Acórdão nº 632/10.9PBAVR.C1 de Court of Appeal of Coimbra (Portugal), 24 de Abril de 2012

Magistrado ResponsávelORLANDO GONÇALVES
Data da Resolução24 de Abril de 2012
EmissorCourt of Appeal of Coimbra (Portugal)

Relatório Pela Comarca do Baixo Vouga - Aveiro - Juízo de Média Instância Criminal - Juiz 2 , sob acusação do Ministério Público, foi submetido a julgamento em processo comum, com intervenção do Tribunal Singular, o arguido A...

, residente na Rua … Aveiro, imputando-se-lhe a prática dos factos constantes de fls. 259 a 262, pelos quais teria cometido, em autoria material, um crime de violência doméstica, p. e p. pelo art.152.º, n.º1 , alínea b) do Código Penal e um crime de detenção de arma proibida, p. e p . pelo art.86.º, n.º 1, alínea d) da Lei 5/2006, de 23 de Fevereiro.

Realizada a audiência de julgamento – no decurso do qual foi comunicada, por despacho de folhas 317, uma alteração da qualificação jurídica dos factos da acusação, nos termos do art.358.º, n.ºs 1 e 3 do C.P.P. – o Tribunal Singular, por sentença proferida a 15/12/2011, decidiu julgar parcialmente procedente a acusação do Ministério Público e, consequentemente: - Absolver o arguido A..., do crime de violência doméstica que lhe era imputado; - Julgar válida e relevante a desistência de queixa, que se homologa, declarando extinto o procedimento criminal instaurado contra o mesmo arguido quanto a uma parte dos factos apurados e que processualmente são susceptíveis de integrar um crime de injúria, dois crimes de ameaça e dois crimes de ofensa à integridade física simples p. e p., respectivamente, nos arts. 181.º, 153.º n.º 1 e 143.º n.º 1, todos do Código Penal (arts. 116.º , n.º 2, 117.º, 143.º, n.º 2, 153.º, n.º 2 e 188.º, todos do Código Penal e art. 51.º, n.º 2 do CPP).

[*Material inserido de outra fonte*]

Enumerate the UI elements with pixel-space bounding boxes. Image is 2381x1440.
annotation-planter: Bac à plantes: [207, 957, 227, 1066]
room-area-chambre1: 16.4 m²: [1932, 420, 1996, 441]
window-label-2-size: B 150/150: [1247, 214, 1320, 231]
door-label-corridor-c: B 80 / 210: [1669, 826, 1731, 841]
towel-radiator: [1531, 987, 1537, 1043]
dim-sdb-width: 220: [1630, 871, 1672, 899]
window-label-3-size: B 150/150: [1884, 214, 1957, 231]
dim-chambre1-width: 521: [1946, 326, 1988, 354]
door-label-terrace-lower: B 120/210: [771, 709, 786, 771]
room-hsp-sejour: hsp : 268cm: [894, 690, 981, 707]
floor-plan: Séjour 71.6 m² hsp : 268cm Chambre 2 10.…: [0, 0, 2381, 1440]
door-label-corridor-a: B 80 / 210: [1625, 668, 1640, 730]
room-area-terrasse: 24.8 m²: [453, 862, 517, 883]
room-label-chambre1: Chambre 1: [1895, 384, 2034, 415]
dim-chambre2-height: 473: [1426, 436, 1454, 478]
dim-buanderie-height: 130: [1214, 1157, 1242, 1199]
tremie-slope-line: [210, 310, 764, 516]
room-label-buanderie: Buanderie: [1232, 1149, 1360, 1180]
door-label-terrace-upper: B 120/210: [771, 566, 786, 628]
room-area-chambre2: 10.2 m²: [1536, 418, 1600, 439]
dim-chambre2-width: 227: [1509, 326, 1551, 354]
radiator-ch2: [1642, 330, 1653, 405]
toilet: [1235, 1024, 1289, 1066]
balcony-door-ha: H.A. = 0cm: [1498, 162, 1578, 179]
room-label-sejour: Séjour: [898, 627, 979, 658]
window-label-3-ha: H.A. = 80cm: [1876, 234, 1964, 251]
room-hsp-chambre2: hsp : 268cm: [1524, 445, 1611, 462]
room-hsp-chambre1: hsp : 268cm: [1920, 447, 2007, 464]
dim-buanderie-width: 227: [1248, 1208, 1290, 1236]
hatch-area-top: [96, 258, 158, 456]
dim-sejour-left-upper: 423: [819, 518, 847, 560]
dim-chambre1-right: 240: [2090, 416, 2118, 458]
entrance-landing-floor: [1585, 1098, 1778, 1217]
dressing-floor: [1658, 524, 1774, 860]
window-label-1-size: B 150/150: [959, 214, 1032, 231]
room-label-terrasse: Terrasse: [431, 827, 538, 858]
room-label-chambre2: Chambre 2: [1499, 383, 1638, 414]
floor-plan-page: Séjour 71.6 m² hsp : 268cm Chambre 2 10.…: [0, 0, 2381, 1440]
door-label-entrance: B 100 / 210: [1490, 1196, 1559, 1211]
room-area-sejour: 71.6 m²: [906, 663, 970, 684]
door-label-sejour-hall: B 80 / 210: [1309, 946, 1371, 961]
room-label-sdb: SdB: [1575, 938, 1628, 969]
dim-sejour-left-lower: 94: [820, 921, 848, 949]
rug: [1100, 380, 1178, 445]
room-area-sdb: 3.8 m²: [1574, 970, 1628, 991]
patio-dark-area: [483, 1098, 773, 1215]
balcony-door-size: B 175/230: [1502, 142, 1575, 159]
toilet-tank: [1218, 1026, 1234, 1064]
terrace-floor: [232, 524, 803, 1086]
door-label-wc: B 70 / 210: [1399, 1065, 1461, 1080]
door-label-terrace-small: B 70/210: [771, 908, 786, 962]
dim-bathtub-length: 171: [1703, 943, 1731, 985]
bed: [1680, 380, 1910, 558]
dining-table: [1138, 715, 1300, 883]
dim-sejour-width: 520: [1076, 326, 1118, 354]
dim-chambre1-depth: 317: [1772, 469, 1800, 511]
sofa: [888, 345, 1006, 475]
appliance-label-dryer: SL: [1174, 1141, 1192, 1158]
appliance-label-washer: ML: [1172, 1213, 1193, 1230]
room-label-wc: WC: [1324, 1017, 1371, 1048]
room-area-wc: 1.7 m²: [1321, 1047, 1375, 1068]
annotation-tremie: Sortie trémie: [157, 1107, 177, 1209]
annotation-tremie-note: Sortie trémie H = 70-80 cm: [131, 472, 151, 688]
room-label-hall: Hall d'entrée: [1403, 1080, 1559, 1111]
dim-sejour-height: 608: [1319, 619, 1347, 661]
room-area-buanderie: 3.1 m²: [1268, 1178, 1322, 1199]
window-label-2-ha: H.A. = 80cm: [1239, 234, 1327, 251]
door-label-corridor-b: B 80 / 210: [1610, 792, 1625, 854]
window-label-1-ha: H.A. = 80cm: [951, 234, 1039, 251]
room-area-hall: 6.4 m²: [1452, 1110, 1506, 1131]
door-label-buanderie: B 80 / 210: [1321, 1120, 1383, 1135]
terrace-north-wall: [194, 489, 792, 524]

- Condenar o mesmo arguido A...: a) como autor material de um crime de detenção de arma proibida, p. e p. pelo art. 86.º n.º 1, alínea d) da Lei nº 5/2006, de 23 de Fevereiro, com as alterações introduzidas pela Lei n.º 17/09, de 6 de Maio, na pena de 220 (duzentos e vinte) dias de multa, à taxa diária de € 7 (sete euros); b) como autor material de um crime de ameaça agravada, p. e p. pelos arts. 153.º n.º 1 e 155.º n.º 1, alínea a) do Código Penal, na pena de 110 (cento e dez) dias de multa, à taxa diária de € 7 (sete euros); c) operar o cúmulo jurídico das penas parcelares e condenar o arguido na pena única de 300 (trezentos) dias de multa, à taxa diária de €7 (sete), o que perfaz a soma de € 2.100 ( dois mil e cem euros), a que correspondem, subsidiariamente, 200 (duzentos) dias de prisão; - condenar ainda o mesmo arguido A... como autor material de uma contra-ordenação, p. e p. pelo art. 97.º n.º 1 da Lei n.º 5/2006, de 23 de Fevereiro (com as alterações introduzidas pela Lei n.º 12/2011, de 27 de Abril), na coima de € 600 (seiscentos euros); - declarar perdidas a favor do Estado, e alvo de destruição, as armas (reprodução de arma de fogo e navalha borboleta), chaves e faca de cozinha apreendidas nos autos, devendo ser solicitada à PSP a destruição da reprodução da arma de fogo (entidade a que tal arma deverá ser entregue e que oportunamente juntará o respectivo auto de destruição); e - declarar também perdido a favor do Estado o telemóvel apreendido nos autos.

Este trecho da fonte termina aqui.